6 Şubat 2025 / 7 Şaban 1446

Kökenimiz: Ruhun Soyunun Öyküsü

Ruhun soyuna dair aşağıdaki açıklamalar, ünlü Türk Sufi evliya İbrahim Hakkı Erzurumi’nin eserlerinden alınmıştır. İzahatına evrenin yaratılışı ve bireysel ruhun maddi yaratılışa dâhil olmasının kökeni ile başlamaktadır.[1]

Evren, Allah(c.c)’ın Kun(ol) emriyle başladı. Bu emirle evren oluşmaya başladı. Arapça’da Kun, iki harften: K ve N’den oluşmaktadır. K’ kemali(mükemmelleşme) ve N’ nuru ifade etmektedir. Böylece mükemmel nurun yaratılışı gerçekleşti. Bu ilk yaratılış peygamberlik nuru olarak ya da maddi evrenden önce gelen saf nur (maya) olarak adlandırıldı. Bu nur bütün ruhların ve inşa ettiğimiz maddi eşyanın temel maddesidir. Tıpkı Yunanlıların enerji ve maddeden önce var olan Logos’u (düşüncesi) gibidir. Allah(c.c)’tan gayri, her şey bu nurdan yaratıldı.

Allah(c.c) mevcudattan önce ruhları yarattı ve ruhlar, Allah (c.c)’a şimdiki dünyamızdan daha yakın, daha latif bir âlemde idiler. Orada ruhlarla Allah(c.c) arasında neredeyse hiçbir perde yoktu. Hepimiz o semavi âlemde ilahi huzurda oturarak, O’nun kutsal nuru ve sevgisi ile yıkanarak bin yıl yaşadık.

Allah(c.c) sordu ruhlara, “Ben sizin Rabbiniz değil miyim?” Bu ilahi sesin musikisi, kalpleri sızlatan, ilham veren ve bizi coşturan bütün müziklerin kökü oldu. Ruhlar, kendilerini Allah(c.c)’ın yarattığını biliyorlardı; İlahi iradeyle uyum içindeydiler ve İlahi huzurda olmakla derin ilhamlar alıyorlardı.

Sonra Allah (c.c) ferdi ruhu maddi dünyaya gönderdi ve o ruh yaratılışın dört elementinin her birine yerleşti. İlk olarak sudan geçti ve ıslandı; sonra topraktan geçti ve çamurlandı. Havadan geçti ve kil haline geldi.
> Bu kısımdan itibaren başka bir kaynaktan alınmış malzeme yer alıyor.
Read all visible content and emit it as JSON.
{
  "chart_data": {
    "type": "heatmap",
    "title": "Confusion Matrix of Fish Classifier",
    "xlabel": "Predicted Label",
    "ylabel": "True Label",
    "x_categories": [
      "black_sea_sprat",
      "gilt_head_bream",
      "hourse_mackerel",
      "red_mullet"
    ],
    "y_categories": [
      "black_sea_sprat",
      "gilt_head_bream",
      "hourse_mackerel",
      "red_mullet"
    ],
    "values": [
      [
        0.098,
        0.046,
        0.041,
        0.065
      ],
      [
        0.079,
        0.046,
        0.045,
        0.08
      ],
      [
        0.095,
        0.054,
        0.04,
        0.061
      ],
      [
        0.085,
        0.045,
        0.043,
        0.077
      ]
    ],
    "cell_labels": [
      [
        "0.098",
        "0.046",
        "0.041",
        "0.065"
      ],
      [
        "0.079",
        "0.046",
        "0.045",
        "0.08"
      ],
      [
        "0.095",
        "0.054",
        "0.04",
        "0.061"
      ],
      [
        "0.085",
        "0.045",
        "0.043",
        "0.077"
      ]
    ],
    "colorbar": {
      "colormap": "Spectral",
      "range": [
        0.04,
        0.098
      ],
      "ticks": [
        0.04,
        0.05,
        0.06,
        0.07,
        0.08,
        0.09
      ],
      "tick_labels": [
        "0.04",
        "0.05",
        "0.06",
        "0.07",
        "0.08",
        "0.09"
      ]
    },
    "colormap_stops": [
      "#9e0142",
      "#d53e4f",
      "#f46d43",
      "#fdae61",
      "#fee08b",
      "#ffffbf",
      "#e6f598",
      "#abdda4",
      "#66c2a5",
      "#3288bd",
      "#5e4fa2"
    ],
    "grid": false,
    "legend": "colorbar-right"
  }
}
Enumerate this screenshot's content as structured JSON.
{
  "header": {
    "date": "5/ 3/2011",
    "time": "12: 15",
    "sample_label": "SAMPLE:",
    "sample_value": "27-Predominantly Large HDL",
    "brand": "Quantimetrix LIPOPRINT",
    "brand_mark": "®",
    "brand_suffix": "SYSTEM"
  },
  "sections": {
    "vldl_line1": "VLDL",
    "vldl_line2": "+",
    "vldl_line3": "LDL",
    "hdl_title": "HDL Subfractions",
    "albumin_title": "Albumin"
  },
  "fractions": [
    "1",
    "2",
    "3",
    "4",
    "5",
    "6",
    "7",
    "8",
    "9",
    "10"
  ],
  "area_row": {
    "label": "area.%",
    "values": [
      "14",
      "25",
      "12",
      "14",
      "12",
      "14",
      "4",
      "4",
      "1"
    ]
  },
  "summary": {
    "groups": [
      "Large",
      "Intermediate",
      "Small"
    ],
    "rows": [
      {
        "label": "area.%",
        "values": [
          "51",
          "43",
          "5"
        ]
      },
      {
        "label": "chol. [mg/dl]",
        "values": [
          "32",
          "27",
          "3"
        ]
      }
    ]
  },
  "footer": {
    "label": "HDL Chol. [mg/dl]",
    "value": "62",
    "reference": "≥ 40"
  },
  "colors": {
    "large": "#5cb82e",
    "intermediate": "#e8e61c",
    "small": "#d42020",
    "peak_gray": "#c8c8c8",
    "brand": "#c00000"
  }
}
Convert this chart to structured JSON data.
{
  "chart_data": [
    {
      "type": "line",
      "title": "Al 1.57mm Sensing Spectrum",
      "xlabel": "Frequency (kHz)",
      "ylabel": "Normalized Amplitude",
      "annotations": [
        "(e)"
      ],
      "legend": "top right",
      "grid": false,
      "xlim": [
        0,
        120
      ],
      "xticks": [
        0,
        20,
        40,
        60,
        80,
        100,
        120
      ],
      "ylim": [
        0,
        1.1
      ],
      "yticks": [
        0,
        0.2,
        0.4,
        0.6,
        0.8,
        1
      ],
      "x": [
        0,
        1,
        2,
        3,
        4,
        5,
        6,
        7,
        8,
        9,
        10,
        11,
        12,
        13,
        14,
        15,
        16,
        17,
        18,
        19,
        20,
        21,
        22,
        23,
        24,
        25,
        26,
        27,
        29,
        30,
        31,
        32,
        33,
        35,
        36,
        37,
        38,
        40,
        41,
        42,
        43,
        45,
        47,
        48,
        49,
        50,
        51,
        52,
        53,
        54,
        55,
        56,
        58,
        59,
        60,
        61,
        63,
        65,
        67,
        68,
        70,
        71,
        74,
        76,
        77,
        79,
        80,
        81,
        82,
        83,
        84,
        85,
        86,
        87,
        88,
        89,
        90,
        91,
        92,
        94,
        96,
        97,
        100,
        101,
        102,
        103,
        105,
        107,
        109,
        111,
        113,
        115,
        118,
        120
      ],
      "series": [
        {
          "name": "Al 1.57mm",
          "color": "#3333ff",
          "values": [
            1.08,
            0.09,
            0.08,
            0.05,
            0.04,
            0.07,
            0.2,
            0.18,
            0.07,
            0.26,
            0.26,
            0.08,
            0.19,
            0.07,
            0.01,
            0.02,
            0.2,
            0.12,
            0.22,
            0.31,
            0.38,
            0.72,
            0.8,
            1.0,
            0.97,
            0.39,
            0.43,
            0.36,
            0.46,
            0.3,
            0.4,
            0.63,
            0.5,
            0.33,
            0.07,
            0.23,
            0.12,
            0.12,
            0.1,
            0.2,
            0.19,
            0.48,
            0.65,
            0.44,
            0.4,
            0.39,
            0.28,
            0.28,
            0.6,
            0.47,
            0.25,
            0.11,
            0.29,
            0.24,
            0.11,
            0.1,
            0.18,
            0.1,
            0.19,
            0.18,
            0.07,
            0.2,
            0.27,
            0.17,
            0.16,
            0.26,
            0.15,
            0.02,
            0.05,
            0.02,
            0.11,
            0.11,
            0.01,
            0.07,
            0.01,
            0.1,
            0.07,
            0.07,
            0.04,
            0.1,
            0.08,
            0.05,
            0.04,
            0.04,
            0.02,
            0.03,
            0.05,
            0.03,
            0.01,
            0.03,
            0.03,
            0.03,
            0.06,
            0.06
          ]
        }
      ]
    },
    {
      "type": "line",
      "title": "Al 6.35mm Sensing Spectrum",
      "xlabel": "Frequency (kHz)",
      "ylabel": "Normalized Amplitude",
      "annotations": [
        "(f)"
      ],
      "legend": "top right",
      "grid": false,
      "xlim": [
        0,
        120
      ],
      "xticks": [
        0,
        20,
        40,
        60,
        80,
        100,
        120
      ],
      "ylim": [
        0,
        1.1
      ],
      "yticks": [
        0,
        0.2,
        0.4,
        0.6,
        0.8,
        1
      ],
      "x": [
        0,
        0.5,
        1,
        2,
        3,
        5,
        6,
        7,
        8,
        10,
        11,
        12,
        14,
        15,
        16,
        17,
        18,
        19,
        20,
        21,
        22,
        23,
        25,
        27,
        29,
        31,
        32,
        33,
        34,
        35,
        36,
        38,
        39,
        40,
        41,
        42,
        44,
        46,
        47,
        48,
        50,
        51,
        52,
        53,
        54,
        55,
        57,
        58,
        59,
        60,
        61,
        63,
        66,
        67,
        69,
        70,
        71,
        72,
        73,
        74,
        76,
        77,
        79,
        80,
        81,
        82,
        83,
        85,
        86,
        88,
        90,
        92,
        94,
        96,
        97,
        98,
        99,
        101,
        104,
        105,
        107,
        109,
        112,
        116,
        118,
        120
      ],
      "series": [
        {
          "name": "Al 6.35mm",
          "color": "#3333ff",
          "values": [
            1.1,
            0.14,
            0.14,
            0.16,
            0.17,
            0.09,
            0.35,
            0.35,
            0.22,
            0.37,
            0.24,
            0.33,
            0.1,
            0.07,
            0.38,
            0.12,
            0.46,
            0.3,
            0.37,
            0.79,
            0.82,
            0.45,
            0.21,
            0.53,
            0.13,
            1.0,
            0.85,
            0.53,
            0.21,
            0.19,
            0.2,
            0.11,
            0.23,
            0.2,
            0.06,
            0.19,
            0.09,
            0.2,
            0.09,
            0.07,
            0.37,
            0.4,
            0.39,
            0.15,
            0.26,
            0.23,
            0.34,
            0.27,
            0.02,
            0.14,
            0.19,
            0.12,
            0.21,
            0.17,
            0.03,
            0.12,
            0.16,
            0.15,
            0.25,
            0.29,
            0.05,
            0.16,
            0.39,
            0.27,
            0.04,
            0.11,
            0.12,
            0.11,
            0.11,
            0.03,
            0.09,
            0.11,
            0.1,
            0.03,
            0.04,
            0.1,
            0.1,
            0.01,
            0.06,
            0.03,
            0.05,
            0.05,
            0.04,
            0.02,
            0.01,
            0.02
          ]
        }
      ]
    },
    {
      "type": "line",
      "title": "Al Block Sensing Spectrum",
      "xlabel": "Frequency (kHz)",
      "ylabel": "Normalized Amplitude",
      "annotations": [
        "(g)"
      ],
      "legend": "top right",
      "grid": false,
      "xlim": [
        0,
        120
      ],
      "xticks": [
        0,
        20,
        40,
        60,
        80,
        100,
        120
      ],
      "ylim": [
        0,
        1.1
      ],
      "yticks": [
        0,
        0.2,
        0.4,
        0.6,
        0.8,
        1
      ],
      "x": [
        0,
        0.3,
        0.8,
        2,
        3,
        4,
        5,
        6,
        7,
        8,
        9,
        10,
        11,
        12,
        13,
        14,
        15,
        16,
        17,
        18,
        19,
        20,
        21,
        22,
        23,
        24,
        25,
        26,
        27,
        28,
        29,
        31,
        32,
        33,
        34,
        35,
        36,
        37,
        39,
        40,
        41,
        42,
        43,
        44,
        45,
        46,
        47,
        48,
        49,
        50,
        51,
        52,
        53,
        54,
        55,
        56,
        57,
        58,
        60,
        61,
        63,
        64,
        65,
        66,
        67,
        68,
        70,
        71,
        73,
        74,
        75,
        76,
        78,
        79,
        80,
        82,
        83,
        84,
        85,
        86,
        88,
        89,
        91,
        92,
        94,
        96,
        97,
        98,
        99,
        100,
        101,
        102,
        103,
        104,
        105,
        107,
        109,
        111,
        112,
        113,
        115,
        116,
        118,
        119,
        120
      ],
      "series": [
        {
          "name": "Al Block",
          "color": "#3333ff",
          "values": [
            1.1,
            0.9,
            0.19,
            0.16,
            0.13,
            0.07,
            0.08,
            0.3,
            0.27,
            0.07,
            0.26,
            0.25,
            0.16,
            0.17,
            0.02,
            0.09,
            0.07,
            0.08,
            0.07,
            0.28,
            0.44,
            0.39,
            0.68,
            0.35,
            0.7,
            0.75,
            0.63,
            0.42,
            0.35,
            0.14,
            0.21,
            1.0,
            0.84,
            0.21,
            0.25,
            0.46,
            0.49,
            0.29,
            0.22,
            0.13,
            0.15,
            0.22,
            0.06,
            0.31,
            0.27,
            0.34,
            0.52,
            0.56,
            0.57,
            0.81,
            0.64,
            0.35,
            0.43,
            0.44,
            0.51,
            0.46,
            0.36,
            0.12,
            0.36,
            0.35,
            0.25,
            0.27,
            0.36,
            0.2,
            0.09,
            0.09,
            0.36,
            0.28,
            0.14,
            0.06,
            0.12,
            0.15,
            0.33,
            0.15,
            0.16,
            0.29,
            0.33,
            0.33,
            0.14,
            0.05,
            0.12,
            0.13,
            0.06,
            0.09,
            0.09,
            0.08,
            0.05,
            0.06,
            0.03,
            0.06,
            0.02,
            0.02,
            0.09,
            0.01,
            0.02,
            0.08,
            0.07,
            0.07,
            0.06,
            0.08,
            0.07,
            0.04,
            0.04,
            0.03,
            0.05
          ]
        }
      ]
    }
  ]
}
Ve son olarak; ateşten geçti ve pişmiş kile dönüştü. Böylece maddi olmayan ruh, maddi dünyayı oluşturan bütün temel maddi elementlerden geçti ve ruhun nuru bir kil çömlekte –fiziki bedende- yerleşti.

Bu yaratılış yalnızca maddi bedeni değil, ayrıca duyguları, düşünceleri ve enerjileri de kapsar. Bu çeşitli mücessemleşme düzeyleri dört elementte özetlenmiştir. Ruh hâlâ mükemmeldir; kutsaldır ve Rabbine yakındır. Ancak şimdi örtülü ve gizlenmiştir. Fakat Allah(c.c) ruhla birlikte, her bir bireyin yeryüzü ile gökler arasında bir bağlantı olmasını sağlayan Esma-i İlahiyi de gönderdi.

Maalesef maddiyata büründüğümüz zaman, o içimizdeki sırdan bihaber hale geldik. Maddi varlıklar olarak bu fani dünyaya ait eşyaya derinden bağlandığımız zaman, bu Esma-i İlahi’yi yansıtamaz olduk.

Ancak Allah (c.c) bize ayrıca, kil çömleği kırıp, bu orijinal idrak düzeyine ulaşmamız için aletler verdi. Bu aletler akıl ve cüz-i iradedir. Akıl bize doğruyu yanlıştan ayırma yeteneği kazandırır. İrade ise doğru fiili seçme kapasitesi kazandırır. Hepimiz bu iradeye sahibiz; ancak çok azımız onu yeterince kullanırız. Temel prensip basittir. Hz. Peygamber’in (asm) buyurduğu gibi “Helal ve sağlıklı olanı yap; haram ve sağlıksız olandan kaçın ve eğer emin değilsen emin olana kadar yapma.” Özünde çok basit olan bu prensip, irademiz yeterince güçlü olmadığı için çok karmaşık bir hale gelmektedir. Genellikle ne yapacağımızı biliriz, ancak onu yapmayız; o zaman ego egemen olur ve kendimize bahaneler buluruz.

(Frager Robert, Kalp, Nefs ve Ruh, Sayfa 36, 37.)
[1] Bu materyal Şeyh Tosun Bayrak el-Cerrahi’nin yayınlanmamış Türkçe eserinden bir çeviri/adaptasyondan adapte edilmiştir.